We recommend allocating a portion to the CDFI Fund, with allowable uses to include equity for borrowers alongside loan capital. The equity portion could be up to 20% of the external finance of a deal, and after some period of time would convert to employee-owner equity or indivisible reserves in the case of cooperatives.
Call to action for the field
The Treasury Department faces the large challenge of deploying $10 billion and leveraging it ten times in support of small businesses access to credit. We can help the agency do this effectively, thereby opening the door to scaling employee ownership, but as a field we will need to work hard to build the pathways for capital and technical assistance within the SSBCI program. As the department writes regulations this summer, we can be getting started on work that will lay good groundwork to make this possible.

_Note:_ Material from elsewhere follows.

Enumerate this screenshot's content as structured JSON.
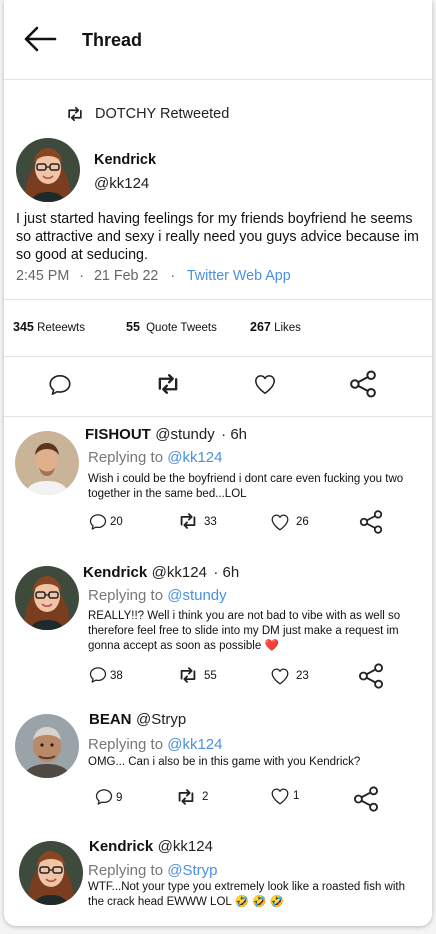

- Build and deepen relationships with the states, territories, and tribes. The state agencies that received SSBCI last time are a broad swath. We will need to actively build relationships with state agencies, help them structure their programs, and ensure employee-owned businesses and transitions remain eligible as layers of bureaucracy define program parameters on the way to implementation. We need to map relationships, develop outreach materials, have conversations, and gain an understanding of how the programs will work.
- Begin developing scalable standards. The worker cooperative field to date has largely resisted the kind of standardization that may well be the key to accessing resources of this size and nature. As the experienced practitioners in the field, we should be thinking granularly about program pieces, capital structures, success metrics, and begin developing recommendations related to multiple program elements, from the certification of TA providers to employees’ letter of commitment to the capital structures of deals.
- Prepare to train and mentor. We need to be prepared to support an influx of new entrants into the field, specifically training and mentoring capital providers making conversions loans a new line of business. We’re advocating for funding for peer learning and contemplating what it would look like to build an employee ownership practitioner network among CDFIs and the SSBCI implementing agencies.
DAWI is eager to support these next steps and will convene a series of conversations as we move forward on this opportunity.
Melissa Hoover is the founding Executive Director of the Democracy at Work Institute, the think-and-do-tank that expands worker cooperatives as a strategy to address economic and racial inequality.